Premier motif de contentement, les résultats des essais cliniques sur un vaccin expérimental commandé par les Etats-Unis dévoilés vendredi ont ainsi montré qu'une seule dose permettait d'obtenir une immunité suffisante chez des adultes en bonne santé de 18 à 64 ans. "C'est vraiment une bonne nouvelle car nous aurons probablement deux fois plus de doses de vaccins et pourront vacciner beaucoup plus de monde", a lancé dimanche la chargée de la grippe aux Centres américains de contrôle et de prévention des maladies (CDC). Le même jour la ministre américaine de la Santé, Kathleen Sebelius a indiqué que les Etats-Unis pourraient commencer la vaccination contre la grippe H1N1 "dans la première semaine pleine d'octobre", une dizaine de jours plus tôt que prévu.
Le Tamiflu efficace
Outre le vaccin, une série d'essais cliniques présentés à l'ICAAC ont également confirmé l'efficacité des antiviraux contre la grippe saisonnière et d'origine aviaire H5N1 pour non seulement écourter l'infection mais sauver un grand nombre de vies. Les trois antiviraux actuellement sur le marché, dont surtout le Tamiflu du laboratoire suisse Roche, le plus prescrit, se sont révélés efficaces pour traiter les symptômes souvent sans gravité du nouveau virus H1N1 de la pandémie de grippe avec, petit bémol dans l'avalanche de bonnes nouvelles, quelques cas de résistance.

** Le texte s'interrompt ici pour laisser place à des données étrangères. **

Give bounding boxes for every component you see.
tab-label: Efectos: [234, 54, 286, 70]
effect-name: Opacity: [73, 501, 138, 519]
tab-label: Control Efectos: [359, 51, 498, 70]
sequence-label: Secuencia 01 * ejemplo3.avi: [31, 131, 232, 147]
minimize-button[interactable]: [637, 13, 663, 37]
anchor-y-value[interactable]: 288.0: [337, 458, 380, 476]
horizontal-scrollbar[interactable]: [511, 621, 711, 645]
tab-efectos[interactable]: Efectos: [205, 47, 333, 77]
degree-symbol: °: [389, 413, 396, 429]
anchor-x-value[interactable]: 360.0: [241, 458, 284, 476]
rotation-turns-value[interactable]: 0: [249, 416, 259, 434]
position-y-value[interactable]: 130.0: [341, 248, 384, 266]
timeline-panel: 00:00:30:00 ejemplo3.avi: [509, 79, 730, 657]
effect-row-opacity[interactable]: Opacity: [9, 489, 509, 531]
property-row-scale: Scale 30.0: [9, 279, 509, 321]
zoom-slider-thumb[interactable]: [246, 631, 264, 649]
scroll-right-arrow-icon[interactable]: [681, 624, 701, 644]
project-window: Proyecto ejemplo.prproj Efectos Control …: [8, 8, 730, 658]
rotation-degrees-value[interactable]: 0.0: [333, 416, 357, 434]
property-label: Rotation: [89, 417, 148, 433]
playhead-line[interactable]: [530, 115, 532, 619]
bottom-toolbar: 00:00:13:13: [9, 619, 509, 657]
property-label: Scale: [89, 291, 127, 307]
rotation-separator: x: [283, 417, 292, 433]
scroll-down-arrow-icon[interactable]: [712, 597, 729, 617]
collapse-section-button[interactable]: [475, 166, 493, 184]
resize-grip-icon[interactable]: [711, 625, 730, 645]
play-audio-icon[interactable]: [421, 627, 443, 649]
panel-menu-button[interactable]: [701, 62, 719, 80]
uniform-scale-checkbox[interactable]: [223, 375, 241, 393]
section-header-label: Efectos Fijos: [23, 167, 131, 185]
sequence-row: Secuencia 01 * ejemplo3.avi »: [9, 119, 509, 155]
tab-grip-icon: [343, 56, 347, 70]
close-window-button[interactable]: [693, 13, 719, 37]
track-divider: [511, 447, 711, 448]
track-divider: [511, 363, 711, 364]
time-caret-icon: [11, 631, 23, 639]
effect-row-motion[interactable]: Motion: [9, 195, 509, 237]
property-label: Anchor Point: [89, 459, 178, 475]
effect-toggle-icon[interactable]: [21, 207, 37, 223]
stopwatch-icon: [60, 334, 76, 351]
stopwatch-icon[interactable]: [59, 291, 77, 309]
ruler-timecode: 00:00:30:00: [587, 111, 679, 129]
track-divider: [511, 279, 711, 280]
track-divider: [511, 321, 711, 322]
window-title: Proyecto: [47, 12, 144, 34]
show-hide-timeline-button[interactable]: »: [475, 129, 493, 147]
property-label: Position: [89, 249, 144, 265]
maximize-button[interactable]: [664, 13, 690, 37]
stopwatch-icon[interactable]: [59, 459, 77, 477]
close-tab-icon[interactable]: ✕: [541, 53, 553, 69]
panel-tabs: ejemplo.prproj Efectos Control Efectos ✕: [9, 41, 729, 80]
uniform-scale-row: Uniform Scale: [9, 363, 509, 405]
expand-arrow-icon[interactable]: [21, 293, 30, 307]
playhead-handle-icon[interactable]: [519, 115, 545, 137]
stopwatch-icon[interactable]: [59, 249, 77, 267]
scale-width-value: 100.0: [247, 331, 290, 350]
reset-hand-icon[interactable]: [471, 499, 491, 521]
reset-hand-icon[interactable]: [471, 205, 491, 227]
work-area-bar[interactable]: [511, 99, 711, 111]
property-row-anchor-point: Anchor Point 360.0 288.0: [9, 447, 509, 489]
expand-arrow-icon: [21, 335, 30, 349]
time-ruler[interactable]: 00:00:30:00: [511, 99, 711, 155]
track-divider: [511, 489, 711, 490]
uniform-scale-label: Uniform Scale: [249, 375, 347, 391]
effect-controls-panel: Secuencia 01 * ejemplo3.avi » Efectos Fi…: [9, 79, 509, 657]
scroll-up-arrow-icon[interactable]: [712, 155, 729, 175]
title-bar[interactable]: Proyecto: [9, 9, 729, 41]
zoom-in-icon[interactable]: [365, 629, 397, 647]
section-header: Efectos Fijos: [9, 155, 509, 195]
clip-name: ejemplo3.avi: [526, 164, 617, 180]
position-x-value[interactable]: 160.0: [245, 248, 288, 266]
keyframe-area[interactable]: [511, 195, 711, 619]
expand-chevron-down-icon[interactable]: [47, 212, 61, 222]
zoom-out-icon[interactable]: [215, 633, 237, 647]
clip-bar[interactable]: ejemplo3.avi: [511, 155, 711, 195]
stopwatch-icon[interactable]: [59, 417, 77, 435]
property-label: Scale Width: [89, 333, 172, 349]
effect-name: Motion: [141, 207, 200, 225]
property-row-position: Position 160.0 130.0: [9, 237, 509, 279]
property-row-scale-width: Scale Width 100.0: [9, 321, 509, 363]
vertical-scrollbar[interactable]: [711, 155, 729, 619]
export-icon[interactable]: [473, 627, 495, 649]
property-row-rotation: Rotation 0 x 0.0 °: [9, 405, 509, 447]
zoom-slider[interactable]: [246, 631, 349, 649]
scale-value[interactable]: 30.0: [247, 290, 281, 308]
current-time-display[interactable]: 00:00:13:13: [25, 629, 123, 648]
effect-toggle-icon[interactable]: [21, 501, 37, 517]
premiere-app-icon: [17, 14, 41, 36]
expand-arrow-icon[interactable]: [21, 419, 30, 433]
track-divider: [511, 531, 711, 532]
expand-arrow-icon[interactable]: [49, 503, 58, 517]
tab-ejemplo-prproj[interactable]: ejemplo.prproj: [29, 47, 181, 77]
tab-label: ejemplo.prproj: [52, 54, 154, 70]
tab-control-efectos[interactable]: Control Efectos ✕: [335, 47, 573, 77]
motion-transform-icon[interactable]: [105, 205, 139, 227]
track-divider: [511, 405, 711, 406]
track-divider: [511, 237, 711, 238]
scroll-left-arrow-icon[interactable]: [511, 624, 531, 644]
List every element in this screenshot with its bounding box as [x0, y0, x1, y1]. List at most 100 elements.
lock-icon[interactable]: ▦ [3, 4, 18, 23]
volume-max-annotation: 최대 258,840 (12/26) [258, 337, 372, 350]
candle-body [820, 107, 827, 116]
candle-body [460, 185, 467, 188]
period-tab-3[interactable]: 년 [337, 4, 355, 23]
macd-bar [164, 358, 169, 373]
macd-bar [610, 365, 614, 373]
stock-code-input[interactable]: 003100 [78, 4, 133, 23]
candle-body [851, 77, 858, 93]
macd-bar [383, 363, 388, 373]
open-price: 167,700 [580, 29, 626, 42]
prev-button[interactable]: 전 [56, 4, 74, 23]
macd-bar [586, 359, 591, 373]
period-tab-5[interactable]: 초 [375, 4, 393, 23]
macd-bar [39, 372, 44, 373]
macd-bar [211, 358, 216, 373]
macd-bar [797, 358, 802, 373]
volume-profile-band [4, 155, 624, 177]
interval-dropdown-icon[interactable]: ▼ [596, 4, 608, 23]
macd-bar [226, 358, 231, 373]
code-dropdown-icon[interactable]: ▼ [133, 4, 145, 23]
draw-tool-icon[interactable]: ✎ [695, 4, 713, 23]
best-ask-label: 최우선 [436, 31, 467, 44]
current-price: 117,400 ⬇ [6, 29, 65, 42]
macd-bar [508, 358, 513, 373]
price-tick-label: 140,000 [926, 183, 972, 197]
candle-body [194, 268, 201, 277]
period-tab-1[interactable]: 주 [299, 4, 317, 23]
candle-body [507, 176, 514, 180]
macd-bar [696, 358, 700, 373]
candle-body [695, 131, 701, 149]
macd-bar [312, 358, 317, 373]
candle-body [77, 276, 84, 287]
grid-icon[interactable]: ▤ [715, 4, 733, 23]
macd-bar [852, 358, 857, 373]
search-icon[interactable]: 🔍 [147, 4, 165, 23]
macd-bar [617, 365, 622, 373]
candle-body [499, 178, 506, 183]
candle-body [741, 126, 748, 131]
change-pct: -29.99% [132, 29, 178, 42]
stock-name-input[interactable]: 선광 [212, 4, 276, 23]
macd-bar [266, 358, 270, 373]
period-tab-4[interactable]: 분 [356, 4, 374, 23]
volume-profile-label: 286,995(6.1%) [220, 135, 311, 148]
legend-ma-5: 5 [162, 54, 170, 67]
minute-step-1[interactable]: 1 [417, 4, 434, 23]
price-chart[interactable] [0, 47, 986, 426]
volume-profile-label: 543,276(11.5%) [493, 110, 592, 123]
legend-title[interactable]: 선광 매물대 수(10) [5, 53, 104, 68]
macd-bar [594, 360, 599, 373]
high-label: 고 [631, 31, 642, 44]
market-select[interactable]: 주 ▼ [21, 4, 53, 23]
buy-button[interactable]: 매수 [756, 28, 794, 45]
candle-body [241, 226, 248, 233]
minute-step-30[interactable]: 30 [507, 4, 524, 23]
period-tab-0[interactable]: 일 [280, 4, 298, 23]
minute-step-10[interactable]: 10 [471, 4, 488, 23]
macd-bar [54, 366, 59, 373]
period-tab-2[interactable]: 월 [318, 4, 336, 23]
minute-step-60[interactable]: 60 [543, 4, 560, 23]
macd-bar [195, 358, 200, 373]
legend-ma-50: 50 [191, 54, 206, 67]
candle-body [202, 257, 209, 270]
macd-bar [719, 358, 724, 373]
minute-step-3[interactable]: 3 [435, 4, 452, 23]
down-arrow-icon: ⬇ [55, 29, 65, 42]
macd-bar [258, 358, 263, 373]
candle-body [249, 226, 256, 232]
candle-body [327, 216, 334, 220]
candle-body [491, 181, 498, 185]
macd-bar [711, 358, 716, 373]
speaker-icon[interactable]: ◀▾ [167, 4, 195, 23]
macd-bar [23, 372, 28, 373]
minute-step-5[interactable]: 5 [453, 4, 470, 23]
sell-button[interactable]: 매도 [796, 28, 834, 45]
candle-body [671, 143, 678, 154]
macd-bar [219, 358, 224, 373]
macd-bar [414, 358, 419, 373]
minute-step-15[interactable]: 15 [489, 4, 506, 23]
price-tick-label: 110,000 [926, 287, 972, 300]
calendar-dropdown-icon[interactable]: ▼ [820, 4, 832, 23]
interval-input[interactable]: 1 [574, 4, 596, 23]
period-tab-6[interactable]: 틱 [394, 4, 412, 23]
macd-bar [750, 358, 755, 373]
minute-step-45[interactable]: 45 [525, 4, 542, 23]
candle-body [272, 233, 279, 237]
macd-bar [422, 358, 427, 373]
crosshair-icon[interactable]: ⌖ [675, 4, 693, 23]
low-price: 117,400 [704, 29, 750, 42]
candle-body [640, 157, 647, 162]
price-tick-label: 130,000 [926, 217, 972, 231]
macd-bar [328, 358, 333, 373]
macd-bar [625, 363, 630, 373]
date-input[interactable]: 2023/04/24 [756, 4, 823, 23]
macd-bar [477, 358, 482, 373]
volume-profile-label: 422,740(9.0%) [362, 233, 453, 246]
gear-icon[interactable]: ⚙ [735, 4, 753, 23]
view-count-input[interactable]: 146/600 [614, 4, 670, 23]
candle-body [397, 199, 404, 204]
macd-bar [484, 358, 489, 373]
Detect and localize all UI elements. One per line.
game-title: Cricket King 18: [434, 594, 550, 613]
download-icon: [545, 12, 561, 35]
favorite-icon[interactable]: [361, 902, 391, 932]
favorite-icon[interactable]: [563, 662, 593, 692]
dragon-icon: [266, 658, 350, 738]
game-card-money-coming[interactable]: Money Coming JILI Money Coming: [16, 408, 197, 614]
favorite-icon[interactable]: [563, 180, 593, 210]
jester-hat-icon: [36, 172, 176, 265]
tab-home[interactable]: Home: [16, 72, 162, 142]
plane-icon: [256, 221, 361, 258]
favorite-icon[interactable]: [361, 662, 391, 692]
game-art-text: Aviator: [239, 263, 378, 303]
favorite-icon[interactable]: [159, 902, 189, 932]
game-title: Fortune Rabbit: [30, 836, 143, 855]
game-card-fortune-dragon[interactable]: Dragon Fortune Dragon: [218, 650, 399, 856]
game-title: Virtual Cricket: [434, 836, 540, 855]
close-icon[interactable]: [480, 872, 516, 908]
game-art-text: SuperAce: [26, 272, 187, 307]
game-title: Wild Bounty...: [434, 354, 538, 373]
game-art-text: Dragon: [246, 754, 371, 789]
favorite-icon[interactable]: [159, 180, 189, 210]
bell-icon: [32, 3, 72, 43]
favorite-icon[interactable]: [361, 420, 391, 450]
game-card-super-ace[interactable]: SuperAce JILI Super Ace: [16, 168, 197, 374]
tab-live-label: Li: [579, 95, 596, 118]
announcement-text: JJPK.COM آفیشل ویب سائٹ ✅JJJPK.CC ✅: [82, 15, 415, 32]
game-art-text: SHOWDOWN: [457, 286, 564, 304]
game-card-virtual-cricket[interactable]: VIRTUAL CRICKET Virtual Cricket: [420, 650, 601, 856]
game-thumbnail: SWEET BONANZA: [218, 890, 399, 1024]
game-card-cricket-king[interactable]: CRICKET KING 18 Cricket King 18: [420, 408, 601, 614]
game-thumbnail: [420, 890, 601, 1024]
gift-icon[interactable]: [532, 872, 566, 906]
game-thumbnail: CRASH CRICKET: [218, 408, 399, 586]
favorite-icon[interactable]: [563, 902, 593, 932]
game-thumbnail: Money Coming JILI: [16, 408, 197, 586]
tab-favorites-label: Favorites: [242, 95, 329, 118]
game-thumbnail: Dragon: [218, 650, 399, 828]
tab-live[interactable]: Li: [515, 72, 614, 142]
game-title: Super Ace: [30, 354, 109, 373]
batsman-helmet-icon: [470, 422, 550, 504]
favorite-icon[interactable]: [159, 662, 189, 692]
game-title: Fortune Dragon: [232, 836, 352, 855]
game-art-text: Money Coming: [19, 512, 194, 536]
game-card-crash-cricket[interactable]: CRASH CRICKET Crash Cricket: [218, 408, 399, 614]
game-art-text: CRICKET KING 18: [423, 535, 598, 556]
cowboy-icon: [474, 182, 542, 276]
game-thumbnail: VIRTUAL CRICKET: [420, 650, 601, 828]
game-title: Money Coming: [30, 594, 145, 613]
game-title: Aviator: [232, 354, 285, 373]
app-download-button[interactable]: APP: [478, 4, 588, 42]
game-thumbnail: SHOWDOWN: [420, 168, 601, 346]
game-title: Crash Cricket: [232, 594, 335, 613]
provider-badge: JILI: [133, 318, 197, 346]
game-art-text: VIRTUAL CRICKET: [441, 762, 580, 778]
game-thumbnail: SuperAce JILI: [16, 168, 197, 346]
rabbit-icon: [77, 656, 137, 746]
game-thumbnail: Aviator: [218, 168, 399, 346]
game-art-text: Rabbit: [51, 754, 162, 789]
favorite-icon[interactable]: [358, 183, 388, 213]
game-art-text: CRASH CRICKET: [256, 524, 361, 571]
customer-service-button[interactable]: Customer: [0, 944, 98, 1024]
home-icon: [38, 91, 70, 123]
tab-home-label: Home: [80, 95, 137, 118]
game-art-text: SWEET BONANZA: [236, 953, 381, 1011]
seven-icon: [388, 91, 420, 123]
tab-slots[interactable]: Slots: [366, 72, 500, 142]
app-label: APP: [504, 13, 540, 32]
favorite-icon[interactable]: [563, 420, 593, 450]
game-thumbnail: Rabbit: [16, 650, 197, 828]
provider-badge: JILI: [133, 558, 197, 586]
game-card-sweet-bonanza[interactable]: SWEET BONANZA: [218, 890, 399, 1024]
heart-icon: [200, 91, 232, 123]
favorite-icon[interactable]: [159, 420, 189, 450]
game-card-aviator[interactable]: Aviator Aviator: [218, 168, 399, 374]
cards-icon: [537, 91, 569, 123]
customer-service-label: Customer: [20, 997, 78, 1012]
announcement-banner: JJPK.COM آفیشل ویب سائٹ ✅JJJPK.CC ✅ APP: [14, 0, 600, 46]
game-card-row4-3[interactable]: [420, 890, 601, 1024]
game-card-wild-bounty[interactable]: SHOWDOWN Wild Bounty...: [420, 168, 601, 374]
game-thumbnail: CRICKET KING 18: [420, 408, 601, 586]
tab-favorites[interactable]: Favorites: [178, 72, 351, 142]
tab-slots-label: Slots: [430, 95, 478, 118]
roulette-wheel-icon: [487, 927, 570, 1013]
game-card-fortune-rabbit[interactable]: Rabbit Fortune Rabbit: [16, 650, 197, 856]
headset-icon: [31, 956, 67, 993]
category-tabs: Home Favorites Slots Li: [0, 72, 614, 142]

Enfin, dernière raison de relativiser la portée de la pandémie H1N1, ce virus n'est pas pourvu d'une protéine récemment découverte qui chez d'autres souches de virus grippaux leur donne la capacité de provoquer une forte inflammation qui accroit leur virulence et favorise des infections secondaires, a expliqué un chercheur à l'hôpital de Memphis (Tennessee, sud). "Ceci aide à comprendre pourquoi nous ne voyons pas avec cette pandémie un taux élevé de mortalité", a-t-il ajouté.
Le nouveau virus H1N1 a provoqué jusqu'à présent au moins 3.205 décès dans le monde depuis son apparition en mars-avril dernier au Mexique dont 593 aux Etats-Unis, selon l'Organisation Mondiale de la Santé.